In the Last Viridian Note, Sterling begins by saying this his ” personal relations to goods and services – especially goods – have been revolutionized” and led him to a “different mode of being in the world.” Historically, he says, “material goods were inherently difficult to produce, find, and ship” so it made sense to hold onto them. No more–now they can become a burden:
The hours you waste stumbling over your piled debris, picking, washing, storing, re-storing, those are hours and spaces that you will never get back in a mortal lifetime. Basically, you have to curate these goods: heat them, cool them, protect them from humidity and vermin. Every moment you devote to them is lost to your children, your friends, your society, yourself.
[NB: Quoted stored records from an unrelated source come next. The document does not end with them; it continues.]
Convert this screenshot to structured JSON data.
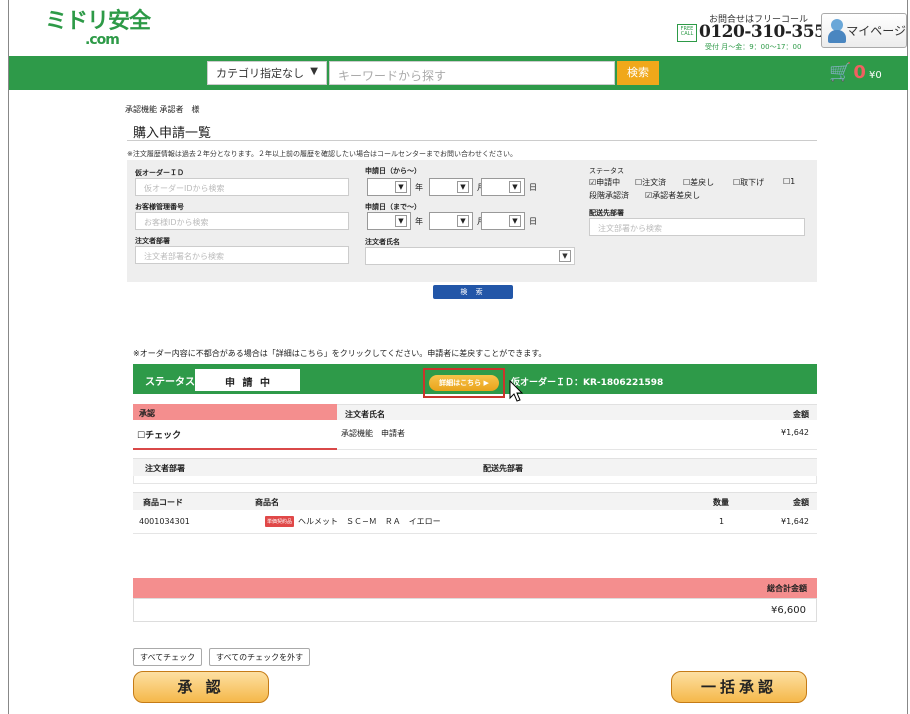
{
  "header": {
    "logo_main": "ミドリ安全",
    "logo_sub": ".com",
    "call_label": "お問合せはフリーコール",
    "free_call": "FREE CALL",
    "phone": "0120-310-355",
    "hours": "受付 月〜金：9：00〜17：00",
    "mypage_label": "マイページ"
  },
  "searchbar": {
    "category_value": "カテゴリ指定なし",
    "keyword_placeholder": "キーワードから探す",
    "search_label": "検索",
    "cart_count": "0",
    "cart_total": "¥0"
  },
  "page": {
    "user_line": "承認機能 承認者　様",
    "title": "購入申請一覧",
    "history_note": "※注文履歴情報は過去２年分となります。２年以上前の履歴を確認したい場合はコールセンターまでお問い合わせください。"
  },
  "search_form": {
    "temp_order_label": "仮オーダーＩＤ",
    "temp_order_placeholder": "仮オーダーIDから検索",
    "customer_no_label": "お客様管理番号",
    "customer_no_placeholder": "お客様IDから検索",
    "dept_label": "注文者部署",
    "dept_placeholder": "注文者部署名から検索",
    "date_from_label": "申請日（から〜）",
    "date_to_label": "申請日（まで〜）",
    "year": "年",
    "month": "月",
    "day": "日",
    "orderer_label": "注文者氏名",
    "status_label": "ステータス",
    "status_options": [
      {
        "label": "申請中",
        "checked": true
      },
      {
        "label": "注文済",
        "checked": false
      },
      {
        "label": "差戻し",
        "checked": false
      },
      {
        "label": "取下げ",
        "checked": false
      },
      {
        "label": "1",
        "checked": false
      }
    ],
    "status_line2_a": "段階承認済",
    "status_line2_b": "承認者差戻し",
    "ship_dept_label": "配送先部署",
    "ship_dept_placeholder": "注文部署から検索",
    "search_button": "検 索"
  },
  "notice": "※オーダー内容に不都合がある場合は「詳細はこちら」をクリックしてください。申請者に差戻すことができます。",
  "order": {
    "status_label": "ステータス：",
    "status_value": "申 請 中",
    "details_button": "詳細はこちら ▶",
    "order_id": "仮オーダーＩＤ：KR-1806221598",
    "approve_header": "承認",
    "orderer_header": "注文者氏名",
    "amount_header": "金額",
    "check_label": "チェック",
    "orderer_name": "承認機能　申請者",
    "amount": "¥1,642",
    "dept_header": "注文者部署",
    "ship_header": "配送先部署",
    "items_headers": {
      "code": "商品コード",
      "name": "商品名",
      "qty": "数量",
      "amount": "金額"
    },
    "items": [
      {
        "code": "4001034301",
        "badge": "単価契約品",
        "name": "ヘルメット　ＳＣ−Ｍ　ＲＡ　イエロー",
        "qty": "1",
        "amount": "¥1,642"
      }
    ]
  },
  "totals": {
    "label": "総合計金額",
    "value": "¥6,600"
  },
  "actions": {
    "check_all": "すべてチェック",
    "uncheck_all": "すべてのチェックを外す",
    "approve": "承 認",
    "bulk_approve": "一括承認"
  },
  "colors": {
    "brand_green": "#2e9a49",
    "accent_orange": "#f0a81a",
    "pink_header": "#f48e8e",
    "search_blue": "#2256a8"
  }
}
It’s not bad to own fine things that you like. What you need are things that you GENUINELY like. Things that you cherish, that enhance your existence in the world. The rest is dross.
Do not “economize.” Please. That is not the point. The economy is clearly insane. Even its champions are terrified by it now. It’s melting the North Pole. So “economization” is not your friend. Cheapness can be value-less. Voluntary simplicity is, furthermore, boring. Less can become too much work.
The items that you use incessantly, the items you employ every day, the normal, boring goods that don’t seem luxurious or romantic: these are the critical ones. They are truly central. The everyday object is the monarch of all objects. It’s in your time most, it’s in your space most. It is “where it is at,” and it is “what is going on.”